Jedyny pomysł, to wpakowanie się paladynem z kawalerią, rzucenie chellenge czempionem i trzaskanie bohaterem po bohaterach. Najlepiej jakby miał kb/no AS. To pierwsze palladynem da się zrobić lepiej, dać mu przerzuty na hity i dla goscia z dużym svem jest szansa go zatłuc. To jednak nie pomoże zbytnio na undeady, szczególnie jeśli chodzi o TK, jeśli przeciwnik ma collar of shapesh( na 4+ przerzuca woundy na oddziały w 4" od siebie ). Z VC też nie będzie lekko, jeśli bohater będzie nawalał nie w regimencie ale samotnie z talisman of lycni ( 9 move'a za 10 punktów ). Ogólnie z vampirami i Tk bretka ma przekopane, bo nawet z gralowcami jak nie zabijesz dostatecznie dużej ilości trupo-szajsu to albo dostaniesz wpierdziel w 2-3 rundzie.
na przykład: 9tka gralowców to 372 punkty, mamy w nim 14 ataków + 7 od koni, natomiast 25 gravów z war bannerem to koszt 355 punktów. Średnio zabijemy 4-5 gravów +2 szeregi + sztandar mamy 7-8 punktów w cr. oni nie zabiją nikogo ale mają przewage liczebną, sztandar, wb, 3 szeregi. Przegrywają o 1-2.
następna runda: mamy 6 ataków z siłą 4 trafią 2, zabijemy 1-2 od biedy. mamy łacznie 4-5 puntków. jesli gravy nie zabiją NIKOGO. GG mają 5 ataków z kb, jeden trup jest raczej pewny. maja wtedy 3 ranki, sztandar trupa, przewagę liczebną, wb. Przegrywamy o 1-2.
Pod warunkiem, że nikt nie przyjdzie z pomocą jednej drugiej stronie statystycznie będziemy się tak bawili do usranej śmierci. a taki regiment możemy mieć tylko 1.... Inne jednostki nie mają zbyt dużych szans.

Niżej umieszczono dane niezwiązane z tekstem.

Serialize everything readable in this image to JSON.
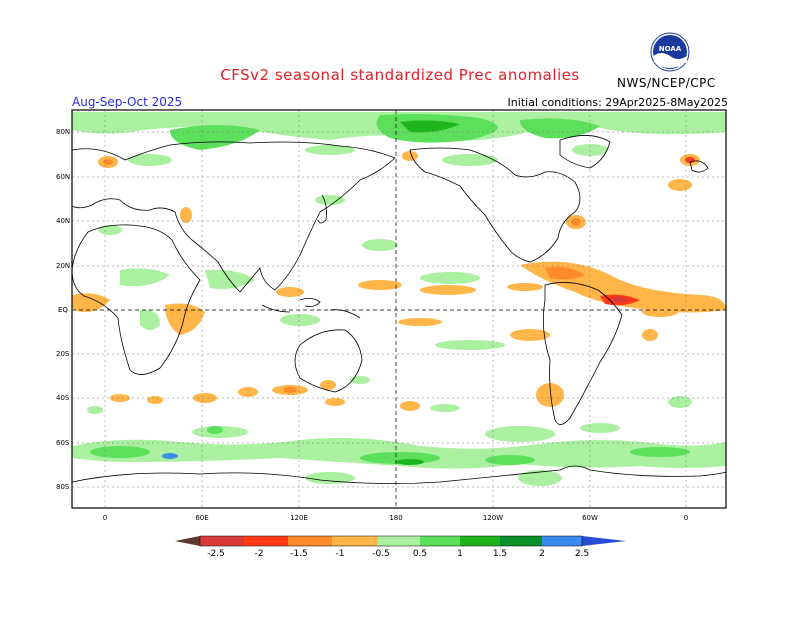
{
  "header": {
    "title": "CFSv2 seasonal standardized Prec anomalies",
    "season": "Aug-Sep-Oct 2025",
    "initial_conditions": "Initial conditions: 29Apr2025-8May2025",
    "org": "NWS/NCEP/CPC",
    "logo_text": "NOAA"
  },
  "axes": {
    "lat_ticks": [
      "80N",
      "60N",
      "40N",
      "20N",
      "EQ",
      "20S",
      "40S",
      "60S",
      "80S"
    ],
    "lon_ticks": [
      "0",
      "60E",
      "120E",
      "180",
      "120W",
      "60W",
      "0"
    ]
  },
  "colorbar": {
    "labels": [
      "-2.5",
      "-2",
      "-1.5",
      "-1",
      "-0.5",
      "0.5",
      "1",
      "1.5",
      "2",
      "2.5"
    ],
    "colors": {
      "lt_neg25": "#5c3a2e",
      "neg2": "#d93a3a",
      "neg15": "#ff3a17",
      "neg1": "#ff8a2a",
      "neg05": "#ffb547",
      "neutral": "#ffffff",
      "pos05": "#aaf0a0",
      "pos1": "#5ce05c",
      "pos15": "#1eb41e",
      "pos2": "#0a8f2a",
      "pos25": "#3a8cf0",
      "gt_pos25": "#2a4ad8"
    }
  }
}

Ogólnie na 1500 punktów trupy mają 3 regimenty piechoty, my mamy podobną ilość kawalerii corowej, gralowców ciężko wpakować. A nawet jeśli wrzucimy, na sąsiadujące regimenty też trzeba wymyślić dobrą zaporę, jeden regiment pójdzie papa w 2 turze :/. Mnie to powoli zaczyna wkurzać, bretka nie nawiąże równorzędnej walki z trupami.